Greater benefits still accrue to the digital industrial organization.  The authority delegation that is built into the digital framework lays down the shortest bridge between the decision-making process and the conditions most impacted by the decision.  The machine intervention can be instantaneous and autonomous (i.e., without human inputs), including the creation of replacement parts via additive manufacturing systems (discussed earlier in the chapter under the A.I. header).   The net effect to the bottom line of the entire operation is a tangible cost reduction coupled to enhanced commercial effectiveness. 

  • Asset reliability is increased across all nodal scales.
  • Production throughput is maintained or optimized to the conditions on the ground.
  • The digital industrial network provides a pervasive wireless connectivity to everything and everyone, everywhere at all times.   Anticipatory management by machines or by humans becomes the de facto modus operandi.
  • The connectivity permits remote monitoring in real-time at all nodal scales, which in turns improves security, compliance (regulatory, environmental, operational).  Monitoring is performed through node presence data, smart video and sound, drone surveillance, and satellite tracking.  A.I. applications are applied to perform image recognition, diagnostic predictions, and situation analyses in real time, autonomously.
  • The connectivity supplies the power and the engine to enact constant predictions on equipment failures, leakages, downtime, bottlenecks and other degraded conditions.
  • Constant predictions feed the data required by asset integrity systems that manage, autonomously, maintenance programs in an anticipatory fashion, through real-time analytics.
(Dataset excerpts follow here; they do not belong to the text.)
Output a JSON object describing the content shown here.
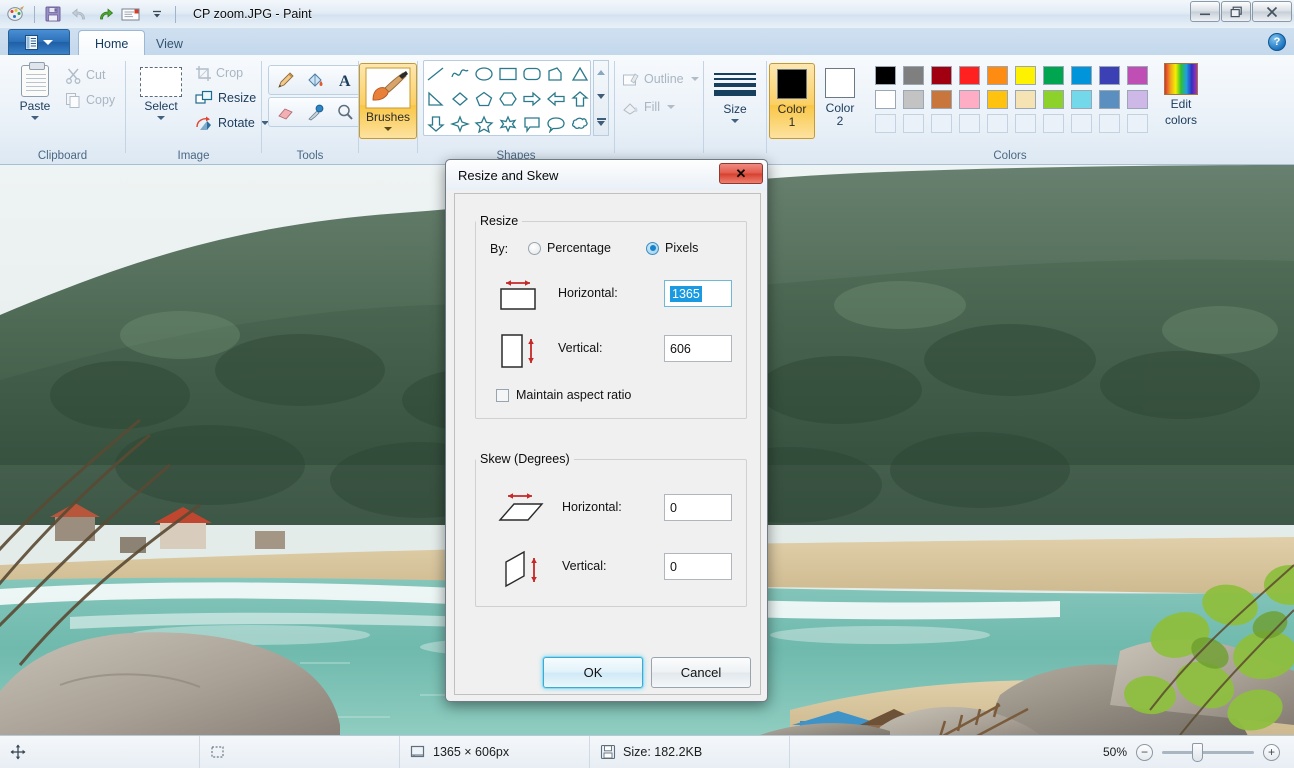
{
  "window": {
    "title": "CP zoom.JPG - Paint",
    "quick_access": [
      {
        "name": "paint-logo-icon",
        "label": "Paint"
      },
      {
        "name": "save-icon",
        "label": "Save"
      },
      {
        "name": "undo-icon",
        "label": "Undo"
      },
      {
        "name": "redo-icon",
        "label": "Redo"
      },
      {
        "name": "email-icon",
        "label": "Send in e-mail"
      },
      {
        "name": "customize-qat-caret-icon",
        "label": "Customize Quick Access Toolbar"
      }
    ],
    "controls": {
      "minimize": "–",
      "restore": "❐",
      "close": "✕"
    },
    "help": "?"
  },
  "tabs": {
    "file_menu_label": "File",
    "items": [
      {
        "label": "Home",
        "active": true
      },
      {
        "label": "View",
        "active": false
      }
    ]
  },
  "ribbon": {
    "groups": [
      {
        "name": "clipboard",
        "label": "Clipboard"
      },
      {
        "name": "image",
        "label": "Image"
      },
      {
        "name": "tools",
        "label": "Tools"
      },
      {
        "name": "brushes",
        "label": ""
      },
      {
        "name": "shapes",
        "label": "Shapes"
      },
      {
        "name": "colors",
        "label": "Colors"
      }
    ],
    "clipboard": {
      "paste": "Paste",
      "cut": "Cut",
      "copy": "Copy"
    },
    "image": {
      "select": "Select",
      "crop": "Crop",
      "resize": "Resize",
      "rotate": "Rotate"
    },
    "tools": {
      "icons": [
        "pencil-icon",
        "fill-bucket-icon",
        "text-icon",
        "eraser-icon",
        "color-picker-icon",
        "magnifier-icon"
      ]
    },
    "brushes": {
      "label": "Brushes"
    },
    "shapes": {
      "glyphs": [
        "line",
        "curve",
        "oval",
        "rectangle",
        "rounded-rectangle",
        "right-triangle",
        "triangle",
        "diagonal-line",
        "diamond",
        "pentagon",
        "hexagon",
        "right-arrow",
        "left-arrow",
        "up-arrow",
        "down-arrow",
        "four-point-star",
        "five-point-star",
        "six-point-star",
        "rounded-callout",
        "oval-callout",
        "cloud-callout"
      ]
    },
    "outline_fill": {
      "outline": "Outline",
      "fill": "Fill"
    },
    "size": {
      "label": "Size"
    },
    "color1": {
      "label_top": "Color",
      "label_bottom": "1",
      "value": "#000000"
    },
    "color2": {
      "label_top": "Color",
      "label_bottom": "2",
      "value": "#ffffff"
    },
    "edit_colors": {
      "label_top": "Edit",
      "label_bottom": "colors"
    },
    "palette": {
      "row1": [
        "#000000",
        "#7f7f7f",
        "#a00010",
        "#ff2020",
        "#ff8c12",
        "#fff200",
        "#00a64f",
        "#0095da",
        "#3b40b5",
        "#c04fb5"
      ],
      "row2": [
        "#ffffff",
        "#c3c3c3",
        "#c8763c",
        "#ffadc4",
        "#ffc20e",
        "#f5e3b3",
        "#8dd22a",
        "#72d8ea",
        "#5b8fc0",
        "#cdb8e8"
      ],
      "row3": [
        "",
        "",
        "",
        "",
        "",
        "",
        "",
        "",
        "",
        ""
      ]
    }
  },
  "dialog": {
    "title": "Resize and Skew",
    "close_label": "✕",
    "resize": {
      "legend": "Resize",
      "by_label": "By:",
      "options": [
        {
          "label": "Percentage",
          "selected": false
        },
        {
          "label": "Pixels",
          "selected": true
        }
      ],
      "horizontal_label": "Horizontal:",
      "horizontal_value": "1365",
      "vertical_label": "Vertical:",
      "vertical_value": "606",
      "maintain_label": "Maintain aspect ratio",
      "maintain_checked": false
    },
    "skew": {
      "legend": "Skew (Degrees)",
      "horizontal_label": "Horizontal:",
      "horizontal_value": "0",
      "vertical_label": "Vertical:",
      "vertical_value": "0"
    },
    "buttons": {
      "ok": "OK",
      "cancel": "Cancel"
    }
  },
  "status": {
    "cursor_icon": "move-cursor-icon",
    "selection_icon": "selection-size-icon",
    "image_size_icon": "image-size-icon",
    "image_size": "1365 × 606px",
    "file_size_icon": "file-size-icon",
    "file_size": "Size: 182.2KB",
    "zoom_level": "50%",
    "zoom_out": "−",
    "zoom_in": "+"
  },
  "canvas": {
    "description": "Tropical beach photograph with jungle hills, turquoise bay, sandy beach and granite boulders"
  }
}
  • Mobile nodes (humans, vehicles, material handling, etc.) are equally monitored in real-time, throughout the wireless network, for fleet efficiency, deployment optimization, problem detection, and geospatial tagging.
  • Personnel safety, availability and productivity can be measured through wireless real-time tracking, video analytics and autonomous incident assessments.
  • Global metrics can be compiled from aggregated nodal data and calculated intelligence information.  Hidden trends, silent underlying currents, and optimization correlations can be inferred through plenipotentiary A.I. inference systems.

The combined effects of these benefits yield an order of magnitude improvement in overall operational effectiveness, cost valunomy, personnel optimization, and regulatory compliance.  In other words, improved commercial performance and capital investment returns.